És feliz?

És feliz?

Foi essa a pergunta que Carlos fez a Cristiana, depois de terem feito amor como se mundo fosse acabar dentro de alguns segundos e eles estivessem a aproveitar para viverem tudo a que tinham direito.

Cristiana era uma mulher bem vivida e habituada a partilhar a sua cama com homens que procuravam uma aventura que lhes fizesse correr nas veias a adrenalina de se sentirem vivos. Não temia ser condenada pela sociedade cheia de regras, mas tão vazia de princípios. Vivia à sua maneira e não perdia tempo a dar explicações a quem pouco, ou nada, conhecia de sentimentos, mas que se julgava mestrado nas leis do bom comportamento e que, por isso mesmo, pensava que poderia condenar quem não se comportava da maneira que, quase todos, diziam ser a mais correcta. Não perdia tempo com quem fazia leis que não entendia e muitas vezes nem sequer seguia.

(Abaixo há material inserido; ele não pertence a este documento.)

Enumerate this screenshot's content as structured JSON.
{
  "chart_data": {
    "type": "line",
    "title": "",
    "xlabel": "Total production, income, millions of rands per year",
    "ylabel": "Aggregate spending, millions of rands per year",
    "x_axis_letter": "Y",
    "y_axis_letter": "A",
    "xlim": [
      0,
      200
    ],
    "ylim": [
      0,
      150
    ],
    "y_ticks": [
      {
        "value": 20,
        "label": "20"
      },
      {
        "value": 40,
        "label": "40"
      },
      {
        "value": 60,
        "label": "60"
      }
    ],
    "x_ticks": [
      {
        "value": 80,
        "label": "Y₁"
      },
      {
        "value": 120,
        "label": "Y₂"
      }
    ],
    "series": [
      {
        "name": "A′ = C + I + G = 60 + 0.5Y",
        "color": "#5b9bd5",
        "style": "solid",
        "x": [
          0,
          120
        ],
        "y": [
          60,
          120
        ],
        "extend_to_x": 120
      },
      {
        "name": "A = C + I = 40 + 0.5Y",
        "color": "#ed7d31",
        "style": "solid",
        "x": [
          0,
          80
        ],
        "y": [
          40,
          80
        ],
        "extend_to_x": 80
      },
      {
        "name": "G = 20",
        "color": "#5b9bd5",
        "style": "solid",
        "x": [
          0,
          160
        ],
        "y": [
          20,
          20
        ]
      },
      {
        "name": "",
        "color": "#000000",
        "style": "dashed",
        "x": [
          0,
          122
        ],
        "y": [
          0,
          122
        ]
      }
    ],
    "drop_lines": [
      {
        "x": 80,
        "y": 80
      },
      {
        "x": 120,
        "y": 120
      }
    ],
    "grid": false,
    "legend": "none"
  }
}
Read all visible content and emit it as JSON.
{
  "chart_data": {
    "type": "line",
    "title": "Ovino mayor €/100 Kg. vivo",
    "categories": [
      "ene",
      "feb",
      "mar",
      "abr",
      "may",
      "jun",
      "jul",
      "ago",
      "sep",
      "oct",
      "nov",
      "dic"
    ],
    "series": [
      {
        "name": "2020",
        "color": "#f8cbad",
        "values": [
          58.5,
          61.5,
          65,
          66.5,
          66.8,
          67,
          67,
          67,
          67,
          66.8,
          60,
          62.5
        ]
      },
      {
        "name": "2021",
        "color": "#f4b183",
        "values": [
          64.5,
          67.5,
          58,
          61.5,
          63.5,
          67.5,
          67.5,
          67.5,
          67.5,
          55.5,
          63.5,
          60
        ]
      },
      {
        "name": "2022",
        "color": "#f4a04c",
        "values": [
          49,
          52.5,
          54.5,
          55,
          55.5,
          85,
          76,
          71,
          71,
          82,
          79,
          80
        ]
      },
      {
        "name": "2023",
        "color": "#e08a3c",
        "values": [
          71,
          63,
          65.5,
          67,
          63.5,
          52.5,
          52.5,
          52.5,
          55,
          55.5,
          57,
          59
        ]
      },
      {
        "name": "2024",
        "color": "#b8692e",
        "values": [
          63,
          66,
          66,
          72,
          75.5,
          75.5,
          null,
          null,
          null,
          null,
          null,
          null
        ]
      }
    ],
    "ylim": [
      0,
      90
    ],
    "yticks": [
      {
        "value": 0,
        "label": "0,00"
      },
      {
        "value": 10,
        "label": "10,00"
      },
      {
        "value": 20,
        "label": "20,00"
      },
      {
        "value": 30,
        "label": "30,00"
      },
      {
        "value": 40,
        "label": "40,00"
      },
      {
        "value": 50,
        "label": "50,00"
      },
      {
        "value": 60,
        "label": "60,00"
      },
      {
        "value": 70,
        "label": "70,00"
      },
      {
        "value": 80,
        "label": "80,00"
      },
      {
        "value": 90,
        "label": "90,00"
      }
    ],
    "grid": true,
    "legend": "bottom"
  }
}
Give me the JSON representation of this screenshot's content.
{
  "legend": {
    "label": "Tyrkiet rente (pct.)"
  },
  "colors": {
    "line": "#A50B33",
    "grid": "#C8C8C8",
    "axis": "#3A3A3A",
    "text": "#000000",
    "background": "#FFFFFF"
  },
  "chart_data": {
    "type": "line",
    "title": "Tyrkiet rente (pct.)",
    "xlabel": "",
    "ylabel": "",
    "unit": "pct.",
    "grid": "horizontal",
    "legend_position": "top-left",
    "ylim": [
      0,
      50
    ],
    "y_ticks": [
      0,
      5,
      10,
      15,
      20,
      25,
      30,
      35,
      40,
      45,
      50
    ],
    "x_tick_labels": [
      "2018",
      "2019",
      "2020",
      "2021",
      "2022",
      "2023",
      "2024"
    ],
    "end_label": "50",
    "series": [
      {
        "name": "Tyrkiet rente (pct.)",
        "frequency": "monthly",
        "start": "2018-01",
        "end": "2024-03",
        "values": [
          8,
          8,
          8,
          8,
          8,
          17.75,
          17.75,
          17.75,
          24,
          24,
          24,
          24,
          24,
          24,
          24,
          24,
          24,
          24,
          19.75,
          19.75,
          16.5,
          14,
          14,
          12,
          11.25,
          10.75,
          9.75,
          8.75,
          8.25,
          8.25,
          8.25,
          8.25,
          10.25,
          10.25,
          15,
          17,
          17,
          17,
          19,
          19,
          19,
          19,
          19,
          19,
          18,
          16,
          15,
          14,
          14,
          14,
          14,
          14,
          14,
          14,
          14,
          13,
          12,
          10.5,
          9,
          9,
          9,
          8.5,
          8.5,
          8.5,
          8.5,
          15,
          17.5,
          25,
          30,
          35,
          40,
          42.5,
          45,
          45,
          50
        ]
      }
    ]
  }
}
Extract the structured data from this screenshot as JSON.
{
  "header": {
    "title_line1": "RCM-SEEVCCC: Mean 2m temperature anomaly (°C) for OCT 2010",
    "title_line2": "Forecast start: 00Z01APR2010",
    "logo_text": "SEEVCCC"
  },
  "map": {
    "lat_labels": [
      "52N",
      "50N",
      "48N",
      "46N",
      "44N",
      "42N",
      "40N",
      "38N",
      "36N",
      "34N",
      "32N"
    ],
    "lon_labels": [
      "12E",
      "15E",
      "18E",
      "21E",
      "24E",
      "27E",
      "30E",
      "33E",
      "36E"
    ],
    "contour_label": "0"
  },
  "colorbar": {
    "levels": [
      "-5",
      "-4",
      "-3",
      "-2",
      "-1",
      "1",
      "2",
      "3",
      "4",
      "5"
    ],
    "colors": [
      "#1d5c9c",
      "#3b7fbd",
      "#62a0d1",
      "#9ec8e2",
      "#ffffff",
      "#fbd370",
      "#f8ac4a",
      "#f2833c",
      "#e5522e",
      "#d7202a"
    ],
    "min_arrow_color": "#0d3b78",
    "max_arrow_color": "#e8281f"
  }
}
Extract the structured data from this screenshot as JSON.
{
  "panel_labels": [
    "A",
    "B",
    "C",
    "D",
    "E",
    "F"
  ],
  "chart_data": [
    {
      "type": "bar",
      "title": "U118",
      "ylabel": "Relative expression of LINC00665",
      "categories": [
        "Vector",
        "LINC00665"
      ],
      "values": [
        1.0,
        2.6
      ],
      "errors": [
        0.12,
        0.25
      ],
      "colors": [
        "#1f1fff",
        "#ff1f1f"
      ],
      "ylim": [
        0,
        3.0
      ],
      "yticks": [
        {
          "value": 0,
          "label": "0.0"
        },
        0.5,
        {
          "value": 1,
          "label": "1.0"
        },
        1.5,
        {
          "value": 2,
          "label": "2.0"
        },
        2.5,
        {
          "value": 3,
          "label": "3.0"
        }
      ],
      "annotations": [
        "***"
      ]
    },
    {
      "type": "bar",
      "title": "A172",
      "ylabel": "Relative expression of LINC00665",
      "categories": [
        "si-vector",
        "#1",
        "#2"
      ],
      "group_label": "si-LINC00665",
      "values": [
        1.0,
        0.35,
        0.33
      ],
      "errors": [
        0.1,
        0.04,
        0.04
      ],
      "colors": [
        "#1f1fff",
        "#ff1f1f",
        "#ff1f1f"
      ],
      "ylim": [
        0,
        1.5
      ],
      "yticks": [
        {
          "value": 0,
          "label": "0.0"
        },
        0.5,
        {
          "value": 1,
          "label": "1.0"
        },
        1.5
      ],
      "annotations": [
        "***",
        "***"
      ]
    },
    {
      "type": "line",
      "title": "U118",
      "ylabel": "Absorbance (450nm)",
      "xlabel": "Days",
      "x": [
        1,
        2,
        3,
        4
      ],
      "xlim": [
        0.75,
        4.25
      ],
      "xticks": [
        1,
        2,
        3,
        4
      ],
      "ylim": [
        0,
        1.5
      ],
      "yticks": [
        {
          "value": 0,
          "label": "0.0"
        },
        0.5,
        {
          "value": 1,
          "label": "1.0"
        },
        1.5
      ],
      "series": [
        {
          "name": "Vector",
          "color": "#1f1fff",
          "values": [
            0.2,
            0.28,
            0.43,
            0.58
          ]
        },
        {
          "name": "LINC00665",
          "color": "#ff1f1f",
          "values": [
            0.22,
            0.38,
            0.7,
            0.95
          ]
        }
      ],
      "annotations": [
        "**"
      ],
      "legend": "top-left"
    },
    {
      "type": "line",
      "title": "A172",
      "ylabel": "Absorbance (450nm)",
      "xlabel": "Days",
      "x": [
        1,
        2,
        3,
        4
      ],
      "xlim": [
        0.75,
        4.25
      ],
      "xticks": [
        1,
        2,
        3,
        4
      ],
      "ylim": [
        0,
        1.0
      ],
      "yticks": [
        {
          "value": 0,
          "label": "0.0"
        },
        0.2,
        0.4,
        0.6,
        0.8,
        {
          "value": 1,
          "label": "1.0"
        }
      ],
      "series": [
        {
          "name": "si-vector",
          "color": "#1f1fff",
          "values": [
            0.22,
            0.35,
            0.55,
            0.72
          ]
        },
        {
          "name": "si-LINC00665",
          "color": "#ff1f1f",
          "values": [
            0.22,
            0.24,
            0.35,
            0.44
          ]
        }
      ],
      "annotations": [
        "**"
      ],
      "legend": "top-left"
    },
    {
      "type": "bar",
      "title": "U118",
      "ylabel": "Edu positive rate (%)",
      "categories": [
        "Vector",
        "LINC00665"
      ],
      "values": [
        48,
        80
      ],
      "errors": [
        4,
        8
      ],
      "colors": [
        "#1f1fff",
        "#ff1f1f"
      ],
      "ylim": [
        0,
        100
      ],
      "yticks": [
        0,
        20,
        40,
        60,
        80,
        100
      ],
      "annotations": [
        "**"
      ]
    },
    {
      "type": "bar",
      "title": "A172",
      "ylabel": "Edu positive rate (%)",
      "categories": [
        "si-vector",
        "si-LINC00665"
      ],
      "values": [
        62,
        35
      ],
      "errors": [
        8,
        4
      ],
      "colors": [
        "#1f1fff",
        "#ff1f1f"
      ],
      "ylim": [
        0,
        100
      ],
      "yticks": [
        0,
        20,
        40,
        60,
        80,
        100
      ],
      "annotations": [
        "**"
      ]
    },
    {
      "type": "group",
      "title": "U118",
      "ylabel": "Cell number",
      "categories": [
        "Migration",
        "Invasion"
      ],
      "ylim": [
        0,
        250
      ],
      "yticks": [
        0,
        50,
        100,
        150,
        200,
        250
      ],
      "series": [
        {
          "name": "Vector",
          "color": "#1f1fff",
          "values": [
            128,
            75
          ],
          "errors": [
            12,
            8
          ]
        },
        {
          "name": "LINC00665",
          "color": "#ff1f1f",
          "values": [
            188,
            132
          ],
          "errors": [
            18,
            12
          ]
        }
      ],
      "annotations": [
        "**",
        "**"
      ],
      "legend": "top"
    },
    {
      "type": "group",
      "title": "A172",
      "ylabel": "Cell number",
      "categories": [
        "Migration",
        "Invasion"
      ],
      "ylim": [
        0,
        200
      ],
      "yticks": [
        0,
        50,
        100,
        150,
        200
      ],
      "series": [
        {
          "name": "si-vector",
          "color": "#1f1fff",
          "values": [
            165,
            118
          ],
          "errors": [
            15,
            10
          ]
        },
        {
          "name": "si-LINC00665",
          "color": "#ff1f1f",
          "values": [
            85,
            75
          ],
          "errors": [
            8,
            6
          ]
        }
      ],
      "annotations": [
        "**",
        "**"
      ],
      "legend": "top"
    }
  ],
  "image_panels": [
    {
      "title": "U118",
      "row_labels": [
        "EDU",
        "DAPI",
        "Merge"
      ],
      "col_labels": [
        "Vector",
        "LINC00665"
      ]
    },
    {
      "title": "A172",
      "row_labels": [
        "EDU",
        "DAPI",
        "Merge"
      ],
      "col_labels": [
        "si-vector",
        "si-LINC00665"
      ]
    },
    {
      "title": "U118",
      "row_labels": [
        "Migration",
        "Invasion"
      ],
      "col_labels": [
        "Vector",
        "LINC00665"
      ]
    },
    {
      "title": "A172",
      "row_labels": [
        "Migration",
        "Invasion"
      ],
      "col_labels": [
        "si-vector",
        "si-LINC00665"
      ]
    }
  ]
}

Tinha aversão aos falsos pudicos e por isso vivia todos os momentos que a vida lhe oferecia sem pensar no amanhã.

Sem qualquer tipo de pudor, olhou para Carlos com aquele olhar sedutor e ao mesmo tempo provocador, que só uma mulher desinibida saber usar para desarmar um homem, e respondeu-lhe:

– Talvez não seja feliz, pela simples razão de que troco a felicidade pela ousadia de viver momentos como estes. Não me negou a viver todas as emoções que a vida me concede.

Carlos puxou o lençol para cobrir o seu corpo, desnudado e ainda a estremecer com o ritmo de todas as emoções que tinha acabado de partilhar com aquela mulher, que nem sequer conhecia. O seu corpo ainda ardia com o calor da paixão que lhe corria nas veias. Parecia-lhe que as mãos dela ainda continuavam a deslizar pela sua pele à procura de recantos para lhe provocar prazer, recantos que ele nem ousar sequer sonhar que lhe poderiam provocar todo o desejo que ela lhe despertou em breves segundos.

– És sempre assim, uma mulher sem medo dos olhares do mundo e sem qualquer tipo de expectativas sobre o que o amanhã te pode trazer?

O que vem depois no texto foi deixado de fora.